This Bill will give the Government powers to set up and fund healthcare deals with other countries after it leaves the EU.
The Bill seeks to safeguard healthcare for 190,000 expats and 50 million people who travel abroad every year, through agreements with the EU or member states.
It will also establish the legal basis to fund and implement reciprocal healthcare schemes and share necessary data after we leave the EU.
At the moment the UK has Reciprocal Healthcare agreements with other countries based on its EU membership.
Reciprocal Healthcare agreements support people from the UK to obtain healthcare when they live in, work in or visit other countries and vice versa, for people from other EU countries in the UK. The advantages of these arrangements are:
- reducing the cost of insurance,
- making travel more viable for older people and high-risk groups,
providing a boost to the travel economy.
For the 190,000 expat state pensioners who have chosen to live in the EU and those intending to retire to the EU, it will help by safeguarding reciprocal healthcare if there is no EU deal.

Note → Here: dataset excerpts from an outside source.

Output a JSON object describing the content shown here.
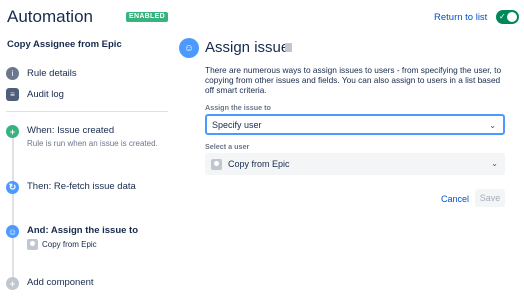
{
  "header": {
    "title": "Automation",
    "badge": "ENABLED",
    "return_link": "Return to list",
    "toggle_on": true
  },
  "sidebar": {
    "rule_name": "Copy Assignee from Epic",
    "items": [
      {
        "label": "Rule details",
        "icon": "info-icon"
      },
      {
        "label": "Audit log",
        "icon": "log-icon"
      }
    ],
    "steps": [
      {
        "title": "When: Issue created",
        "subtitle": "Rule is run when an issue is created.",
        "icon": "plus-icon",
        "color": "#36b37e"
      },
      {
        "title": "Then: Re-fetch issue data",
        "icon": "refresh-icon",
        "color": "#4c9aff"
      },
      {
        "title": "And: Assign the issue to",
        "subtitle": "Copy from Epic",
        "icon": "assign-user-icon",
        "color": "#4c9aff"
      }
    ],
    "add_component": "Add component"
  },
  "panel": {
    "title": "Assign issue",
    "description": "There are numerous ways to assign issues to users - from specifying the user, to copying from other issues and fields. You can also assign to users in a list based off smart criteria.",
    "assign_label": "Assign the issue to",
    "assign_value": "Specify user",
    "user_label": "Select a user",
    "user_value": "Copy from Epic",
    "cancel_label": "Cancel",
    "save_label": "Save"
  },
  "colors": {
    "accent": "#0052cc",
    "enabled": "#36b37e",
    "toggle": "#00875a",
    "step_blue": "#4c9aff"
  }
}
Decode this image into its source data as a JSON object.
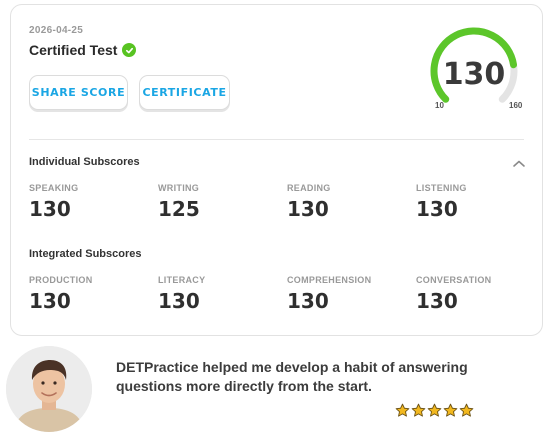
{
  "result": {
    "date": "2026-04-25",
    "title": "Certified Test",
    "share_label": "SHARE SCORE",
    "certificate_label": "CERTIFICATE"
  },
  "gauge": {
    "score": "130",
    "min": "10",
    "max": "160",
    "fill_fraction": 0.8,
    "color_fill": "#5cc62a",
    "color_track": "#e4e4e4"
  },
  "individual": {
    "title": "Individual Subscores",
    "items": [
      {
        "label": "SPEAKING",
        "value": "130"
      },
      {
        "label": "WRITING",
        "value": "125"
      },
      {
        "label": "READING",
        "value": "130"
      },
      {
        "label": "LISTENING",
        "value": "130"
      }
    ]
  },
  "integrated": {
    "title": "Integrated Subscores",
    "items": [
      {
        "label": "PRODUCTION",
        "value": "130"
      },
      {
        "label": "LITERACY",
        "value": "130"
      },
      {
        "label": "COMPREHENSION",
        "value": "130"
      },
      {
        "label": "CONVERSATION",
        "value": "130"
      }
    ]
  },
  "testimonial": {
    "quote": "DETPractice helped me develop a habit of answering questions more directly from the start.",
    "rating": 5,
    "star_color": "#f2b81f"
  }
}
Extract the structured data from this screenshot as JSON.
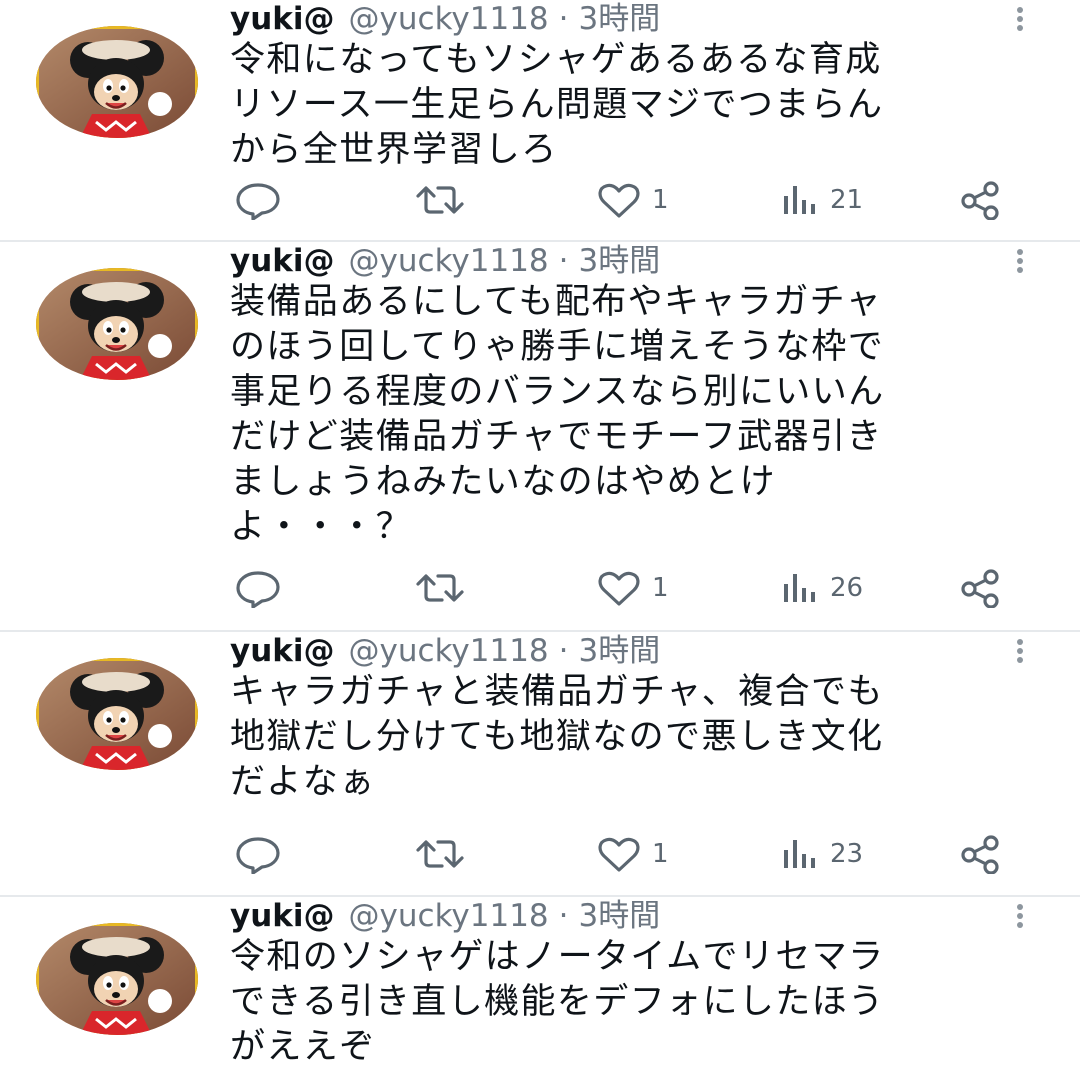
{
  "tweets": [
    {
      "name": "yuki@",
      "handle": "@yucky1118",
      "separator": "·",
      "time": "3時間",
      "text": "令和になってもソシャゲあるあるな育成\nリソース一生足らん問題マジでつまらん\nから全世界学習しろ",
      "likes": "1",
      "views": "21"
    },
    {
      "name": "yuki@",
      "handle": "@yucky1118",
      "separator": "·",
      "time": "3時間",
      "text": "装備品あるにしても配布やキャラガチャ\nのほう回してりゃ勝手に増えそうな枠で\n事足りる程度のバランスなら別にいいん\nだけど装備品ガチャでモチーフ武器引き\nましょうねみたいなのはやめとけ\nよ・・・？",
      "likes": "1",
      "views": "26"
    },
    {
      "name": "yuki@",
      "handle": "@yucky1118",
      "separator": "·",
      "time": "3時間",
      "text": "キャラガチャと装備品ガチャ、複合でも\n地獄だし分けても地獄なので悪しき文化\nだよなぁ",
      "likes": "1",
      "views": "23"
    },
    {
      "name": "yuki@",
      "handle": "@yucky1118",
      "separator": "·",
      "time": "3時間",
      "text": "令和のソシャゲはノータイムでリセマラ\nできる引き直し機能をデフォにしたほう\nがええぞ"
    }
  ],
  "icons": {
    "reply": "reply-icon",
    "retweet": "retweet-icon",
    "like": "heart-icon",
    "views": "views-icon",
    "share": "share-icon",
    "more": "more-vertical-icon",
    "avatar": "avatar-minnie-mouse"
  },
  "colors": {
    "text": "#0f1419",
    "secondary": "#6b7580",
    "icon": "#5b6670",
    "divider": "#e6e9ec"
  }
}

This Bill was introduced by Mat Hancock, the Secretary of State for Health and Social Care.
This Bill has come as a surprise to some people. Previously there had been discussions that the European Health Insurance Card (EHIC) would be retained after Brexit as it had so many advantages. This Bill, however, does not mention retention of the EHIC.
The pro-Remain Conservative, Guto Bubb MP said:
The European Health Insurance Card means Brits can travel to the EU without worrying about ending up out-of-pocket if they get ill or injured. With ministers apparently giving up on preserving it shows just how miserable this botched Brexit will be.
How to get involved
You can contact your MP
If I don’t act, will it go through?
This is a Government Bill, so is likely to go through.